The Joys of having CF

Thursday, November 5, 2020

In the Midst of it All

All day my heart has had a tugging to blog. My blog posts haven’t been consistent along with my Vlogs, but there’s times “in the midst of it all” when your heart tells you what you have to do.


I don’t blog or Vlog everyday, not even every month but when the calling comes I write. That’s when my thoughts roll and that’s when I know it’s a moment to stop and put it all out. It’s time to pull out my biggest strength and write. 


Writing for me has and always will be therapeutic. Saying what’s on your heart and mind is always the best time to write. 


These last 8 months have been crazy. After my hospital stay in February and starting Trikafta it sometimes feels as though the worlds been tipped upside down and rolled down a hill and we’re all just trying to stand up. 
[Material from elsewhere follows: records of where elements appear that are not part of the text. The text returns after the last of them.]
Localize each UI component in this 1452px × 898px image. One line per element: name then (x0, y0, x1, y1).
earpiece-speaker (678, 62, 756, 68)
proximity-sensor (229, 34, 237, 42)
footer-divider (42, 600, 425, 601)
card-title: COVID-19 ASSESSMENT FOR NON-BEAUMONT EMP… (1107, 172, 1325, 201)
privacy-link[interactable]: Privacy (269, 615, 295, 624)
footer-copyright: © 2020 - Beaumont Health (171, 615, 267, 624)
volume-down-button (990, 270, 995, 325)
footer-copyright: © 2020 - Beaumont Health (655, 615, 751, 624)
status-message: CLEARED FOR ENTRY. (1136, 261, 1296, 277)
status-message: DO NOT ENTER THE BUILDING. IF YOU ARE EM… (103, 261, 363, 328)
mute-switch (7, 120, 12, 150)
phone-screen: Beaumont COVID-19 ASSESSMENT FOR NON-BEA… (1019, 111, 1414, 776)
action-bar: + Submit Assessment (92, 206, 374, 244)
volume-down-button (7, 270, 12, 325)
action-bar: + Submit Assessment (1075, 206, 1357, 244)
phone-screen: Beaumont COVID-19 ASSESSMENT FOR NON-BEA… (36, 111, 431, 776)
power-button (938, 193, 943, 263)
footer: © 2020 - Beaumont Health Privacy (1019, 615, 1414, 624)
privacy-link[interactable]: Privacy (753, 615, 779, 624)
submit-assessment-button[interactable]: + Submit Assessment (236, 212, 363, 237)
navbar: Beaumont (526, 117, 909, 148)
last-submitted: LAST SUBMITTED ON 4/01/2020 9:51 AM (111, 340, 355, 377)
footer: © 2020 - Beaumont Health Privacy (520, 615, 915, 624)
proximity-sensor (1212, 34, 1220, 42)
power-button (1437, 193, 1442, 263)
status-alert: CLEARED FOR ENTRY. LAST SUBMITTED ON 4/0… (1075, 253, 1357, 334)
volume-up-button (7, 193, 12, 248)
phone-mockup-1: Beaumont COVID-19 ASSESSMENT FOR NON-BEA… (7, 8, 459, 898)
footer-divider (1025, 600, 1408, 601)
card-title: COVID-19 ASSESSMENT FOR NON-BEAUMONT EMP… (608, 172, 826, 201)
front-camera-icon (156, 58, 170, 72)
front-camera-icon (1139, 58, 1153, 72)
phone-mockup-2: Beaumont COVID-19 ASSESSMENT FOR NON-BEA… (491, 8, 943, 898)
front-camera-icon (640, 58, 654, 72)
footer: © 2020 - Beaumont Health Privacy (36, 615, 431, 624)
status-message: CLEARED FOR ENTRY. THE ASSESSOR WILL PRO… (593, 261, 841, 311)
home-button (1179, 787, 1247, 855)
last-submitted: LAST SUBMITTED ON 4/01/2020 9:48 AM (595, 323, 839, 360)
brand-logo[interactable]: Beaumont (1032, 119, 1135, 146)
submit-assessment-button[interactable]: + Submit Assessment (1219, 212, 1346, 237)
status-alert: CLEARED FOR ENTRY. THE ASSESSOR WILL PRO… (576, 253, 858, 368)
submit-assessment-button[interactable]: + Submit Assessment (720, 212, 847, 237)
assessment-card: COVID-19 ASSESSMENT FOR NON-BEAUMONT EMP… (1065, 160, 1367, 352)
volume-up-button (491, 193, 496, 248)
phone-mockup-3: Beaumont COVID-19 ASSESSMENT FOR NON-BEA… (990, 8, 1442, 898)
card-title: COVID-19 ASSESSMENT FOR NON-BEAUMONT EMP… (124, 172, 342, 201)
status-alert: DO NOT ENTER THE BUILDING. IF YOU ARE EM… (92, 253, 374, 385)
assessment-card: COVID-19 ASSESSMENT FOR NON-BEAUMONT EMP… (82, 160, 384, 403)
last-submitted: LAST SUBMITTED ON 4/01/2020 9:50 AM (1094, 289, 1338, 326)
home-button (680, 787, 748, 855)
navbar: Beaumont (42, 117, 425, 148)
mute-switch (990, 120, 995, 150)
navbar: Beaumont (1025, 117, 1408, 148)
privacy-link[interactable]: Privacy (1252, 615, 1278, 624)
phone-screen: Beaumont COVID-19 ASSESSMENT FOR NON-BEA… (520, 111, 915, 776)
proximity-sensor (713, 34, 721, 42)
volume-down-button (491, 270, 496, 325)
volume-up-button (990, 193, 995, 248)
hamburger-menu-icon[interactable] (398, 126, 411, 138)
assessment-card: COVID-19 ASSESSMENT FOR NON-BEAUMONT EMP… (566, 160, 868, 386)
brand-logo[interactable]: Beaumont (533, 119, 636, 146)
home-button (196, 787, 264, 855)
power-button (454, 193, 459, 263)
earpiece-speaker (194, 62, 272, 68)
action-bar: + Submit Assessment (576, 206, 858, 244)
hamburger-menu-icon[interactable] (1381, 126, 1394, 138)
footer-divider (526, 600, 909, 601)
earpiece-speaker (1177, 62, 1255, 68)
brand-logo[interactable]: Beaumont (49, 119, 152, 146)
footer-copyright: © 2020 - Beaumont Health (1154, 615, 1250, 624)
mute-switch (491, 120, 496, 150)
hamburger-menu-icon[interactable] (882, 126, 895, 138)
There’s so much we all can say. I can say. Everyone can say about the last 8 months. 

I’m not going to say anything. My thoughts are my own, as well as everyone else’s. 


What I will say though, is that these last 8 months have reminded me that my life motto’s that I strive to live by everyday of: “everything happens for a reason”, and “live each day as if it were your last” have given me more peace than ever before. 


You see, we all take life for granted. Life is a gift. It’s a moment. It’s a second. And it can be taken away in an instant. 


The last 8 months I’ve had peace. I haven’t gotten frazzled. I haven’t stopped living my life. 

Knowing that I am far from perfect. Probably one of the most imperfect people around. But always trying to live my life each day, knowing everything happens for a reason, and life each day as if it were your last-it gave me peace. Everyone’s lives have been tipped upside down but I’ve had peace in my heart knowing I live my life that way, and I haven’t gotten frazzled or extra stressed. Instead I’ve come to realize I’ve “conditioned” myself and lived my life through the years so that when horrible things happen I still have peace. 


And I truly know that I’m not perfect, I make mistakes, and sometimes at the end of the day I know I didn’t live my life how I should or did what I should but I tried. 

I know without a shadow of a doubt everything does happen for a reason. 


These last 8 months, through the midst of it all, I am thankful that I life my life minimal. I strive everyday to live my life to the fullest. Be with those you love. Don’t sweat the small stuff and truly know that everything happens for a reason. 


We may never understand the reasons thing happens. But God does. And I know in my heart he will never steer us wrong. I trust in him. I live my life and I thank God everyday for a new day to be a better “me”.


And through the midst of it all...we will all still be ok.